Homélie – Croix glorieuse – Abbé Fernand Stréber

Première lecture « Celui qui regardait vers le serpent de bronze restait en vie ! » (Nb 21, 4b-9)

En ces jours-là, en chemin à travers le désert, le peuple perdit courage. Il récrimina contre Dieu et contre Moïse : « Pourquoi nous avoir fait monter d’Égypte ? Était-ce pour nous faire mourir dans le désert, où il n’y a ni pain ni eau ? Nous sommes dégoûtés de cette nourriture misérable ! » Alors le Seigneur envoya contre le peuple
des serpents à la morsure brûlante, et beaucoup en moururent dans le peuple d’Israël. Le peuple vint vers Moïse et dit : « Nous avons péché, en récriminant contre le Seigneur et contre toi. Intercède auprès du Seigneur pour qu’il éloigne de nous les serpents. » Moïse intercéda pour le peuple, et le Seigneur dit à Moïse : « Fais-toi un serpent brûlant, et dresse-le au sommet d’un mât : tous ceux qui auront été mordus,
qu’ils le regardent, alors ils vivront ! » Moïse fit un serpent de bronze et le dressa au sommet du mât. Quand un homme était mordu par un serpent, et qu’il regardait vers le serpent de bronze, il restait en vie !
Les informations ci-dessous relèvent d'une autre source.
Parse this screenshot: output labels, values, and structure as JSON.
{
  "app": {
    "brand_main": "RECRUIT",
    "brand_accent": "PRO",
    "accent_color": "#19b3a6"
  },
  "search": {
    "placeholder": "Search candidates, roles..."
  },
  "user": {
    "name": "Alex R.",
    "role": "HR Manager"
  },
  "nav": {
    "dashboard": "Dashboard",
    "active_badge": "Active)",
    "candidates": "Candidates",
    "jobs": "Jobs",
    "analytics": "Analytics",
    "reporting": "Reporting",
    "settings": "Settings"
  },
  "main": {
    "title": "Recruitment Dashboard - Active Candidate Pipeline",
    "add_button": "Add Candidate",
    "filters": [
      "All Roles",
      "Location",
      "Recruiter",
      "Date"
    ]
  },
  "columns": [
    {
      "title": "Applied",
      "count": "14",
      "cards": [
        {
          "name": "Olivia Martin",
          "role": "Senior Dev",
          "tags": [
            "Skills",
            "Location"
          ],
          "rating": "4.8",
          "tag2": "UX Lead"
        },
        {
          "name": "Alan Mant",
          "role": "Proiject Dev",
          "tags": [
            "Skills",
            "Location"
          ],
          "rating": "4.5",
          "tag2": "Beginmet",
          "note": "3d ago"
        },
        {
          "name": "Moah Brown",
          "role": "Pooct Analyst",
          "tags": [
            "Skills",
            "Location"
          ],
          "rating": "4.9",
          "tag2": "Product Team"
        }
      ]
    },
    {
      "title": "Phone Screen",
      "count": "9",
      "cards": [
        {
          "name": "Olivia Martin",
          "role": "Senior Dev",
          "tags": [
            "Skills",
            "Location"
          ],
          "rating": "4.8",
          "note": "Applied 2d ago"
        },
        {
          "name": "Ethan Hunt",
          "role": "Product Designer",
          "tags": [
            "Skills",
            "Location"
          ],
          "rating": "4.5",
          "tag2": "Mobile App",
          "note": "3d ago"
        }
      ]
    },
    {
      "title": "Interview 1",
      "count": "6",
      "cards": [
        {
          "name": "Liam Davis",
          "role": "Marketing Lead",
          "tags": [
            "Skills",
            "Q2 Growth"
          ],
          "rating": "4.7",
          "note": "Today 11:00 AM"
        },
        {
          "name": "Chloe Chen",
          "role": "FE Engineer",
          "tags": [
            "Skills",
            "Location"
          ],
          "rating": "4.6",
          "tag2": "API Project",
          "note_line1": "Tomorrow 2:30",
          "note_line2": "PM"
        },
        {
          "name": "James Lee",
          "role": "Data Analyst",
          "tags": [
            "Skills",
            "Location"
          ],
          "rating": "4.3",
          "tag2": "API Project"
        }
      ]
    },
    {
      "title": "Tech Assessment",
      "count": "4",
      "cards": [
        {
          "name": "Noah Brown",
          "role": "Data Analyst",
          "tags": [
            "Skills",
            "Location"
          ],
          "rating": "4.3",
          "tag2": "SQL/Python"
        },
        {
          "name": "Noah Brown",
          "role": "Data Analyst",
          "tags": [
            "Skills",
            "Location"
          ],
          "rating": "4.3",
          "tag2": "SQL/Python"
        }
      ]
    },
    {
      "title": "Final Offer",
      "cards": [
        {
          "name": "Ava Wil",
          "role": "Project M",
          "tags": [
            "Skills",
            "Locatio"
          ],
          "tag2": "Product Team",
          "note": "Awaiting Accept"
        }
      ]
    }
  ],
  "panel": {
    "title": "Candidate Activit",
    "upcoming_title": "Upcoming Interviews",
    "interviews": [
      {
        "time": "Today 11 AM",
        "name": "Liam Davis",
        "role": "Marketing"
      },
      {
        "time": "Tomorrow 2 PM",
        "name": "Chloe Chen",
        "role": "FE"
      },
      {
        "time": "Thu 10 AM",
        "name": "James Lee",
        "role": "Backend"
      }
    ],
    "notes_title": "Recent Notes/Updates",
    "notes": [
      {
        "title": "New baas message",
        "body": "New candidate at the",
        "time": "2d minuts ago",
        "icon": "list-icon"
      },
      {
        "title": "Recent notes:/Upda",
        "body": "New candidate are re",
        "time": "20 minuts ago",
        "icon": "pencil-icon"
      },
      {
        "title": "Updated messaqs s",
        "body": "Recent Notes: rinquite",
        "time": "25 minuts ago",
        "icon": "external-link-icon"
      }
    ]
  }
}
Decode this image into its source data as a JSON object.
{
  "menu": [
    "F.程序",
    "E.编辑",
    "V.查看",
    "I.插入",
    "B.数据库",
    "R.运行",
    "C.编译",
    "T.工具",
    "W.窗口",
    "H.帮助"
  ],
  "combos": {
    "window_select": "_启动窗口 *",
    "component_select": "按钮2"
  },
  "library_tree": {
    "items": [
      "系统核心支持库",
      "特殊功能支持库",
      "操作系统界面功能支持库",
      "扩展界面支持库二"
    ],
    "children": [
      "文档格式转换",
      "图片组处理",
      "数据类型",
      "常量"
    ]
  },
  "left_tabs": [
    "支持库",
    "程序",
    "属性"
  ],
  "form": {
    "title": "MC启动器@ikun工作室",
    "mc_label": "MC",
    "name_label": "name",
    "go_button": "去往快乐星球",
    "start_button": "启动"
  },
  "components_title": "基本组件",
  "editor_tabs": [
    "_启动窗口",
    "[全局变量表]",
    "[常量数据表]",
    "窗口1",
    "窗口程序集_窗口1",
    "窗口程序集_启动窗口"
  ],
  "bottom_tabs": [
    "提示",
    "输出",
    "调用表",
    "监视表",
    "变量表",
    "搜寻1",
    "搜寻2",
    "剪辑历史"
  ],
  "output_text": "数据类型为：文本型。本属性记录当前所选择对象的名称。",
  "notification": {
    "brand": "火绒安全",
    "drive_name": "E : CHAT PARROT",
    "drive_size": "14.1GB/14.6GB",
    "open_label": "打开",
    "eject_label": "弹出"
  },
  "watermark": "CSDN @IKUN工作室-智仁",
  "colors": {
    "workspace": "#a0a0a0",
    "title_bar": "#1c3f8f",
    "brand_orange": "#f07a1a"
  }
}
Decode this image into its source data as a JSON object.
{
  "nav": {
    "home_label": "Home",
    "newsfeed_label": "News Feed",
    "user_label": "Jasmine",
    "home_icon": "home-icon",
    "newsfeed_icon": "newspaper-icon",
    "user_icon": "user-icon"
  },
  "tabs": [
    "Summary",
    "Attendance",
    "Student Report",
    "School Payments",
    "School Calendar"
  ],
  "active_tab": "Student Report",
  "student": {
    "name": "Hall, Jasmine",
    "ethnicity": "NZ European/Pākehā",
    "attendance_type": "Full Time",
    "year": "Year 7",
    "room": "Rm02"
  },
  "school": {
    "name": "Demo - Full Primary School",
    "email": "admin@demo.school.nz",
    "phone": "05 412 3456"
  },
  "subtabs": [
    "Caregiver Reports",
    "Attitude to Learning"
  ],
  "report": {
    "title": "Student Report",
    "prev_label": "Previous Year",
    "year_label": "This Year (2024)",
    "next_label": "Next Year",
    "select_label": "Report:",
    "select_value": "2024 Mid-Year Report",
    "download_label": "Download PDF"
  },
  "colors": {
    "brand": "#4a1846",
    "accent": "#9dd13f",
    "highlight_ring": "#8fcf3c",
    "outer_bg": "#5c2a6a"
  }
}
Évangile  « Il faut que le Fils de l’homme soit élevé » (Jn 3, 13-17)

En ce temps-là,  Jésus disait à Nicodème : « Nul n’est monté au ciel sinon celui qui est descendu du ciel, le Fils de l’homme. De même que le serpent de bronze fut élevé par Moïse dans le désert, ainsi faut-il que le Fils de l’homme soit élevé, afin qu’en lui tout homme qui croit ait la vie éternelle. Car Dieu a tellement aimé le monde qu’il a donné son Fils unique, afin que quiconque croit en lui ne se perde pas, mais obtienne la vie éternelle. Car Dieu a envoyé son Fils dans le monde, non pas pour juger le monde, mais pour que, par lui, le monde soit sauvé. »

Homélie

Une fois encore la liturgie nous présente une histoire pour le moins étrange.  Le peuple hébreu, dans le désert, est envahi par des serpents à la morsure mortelle.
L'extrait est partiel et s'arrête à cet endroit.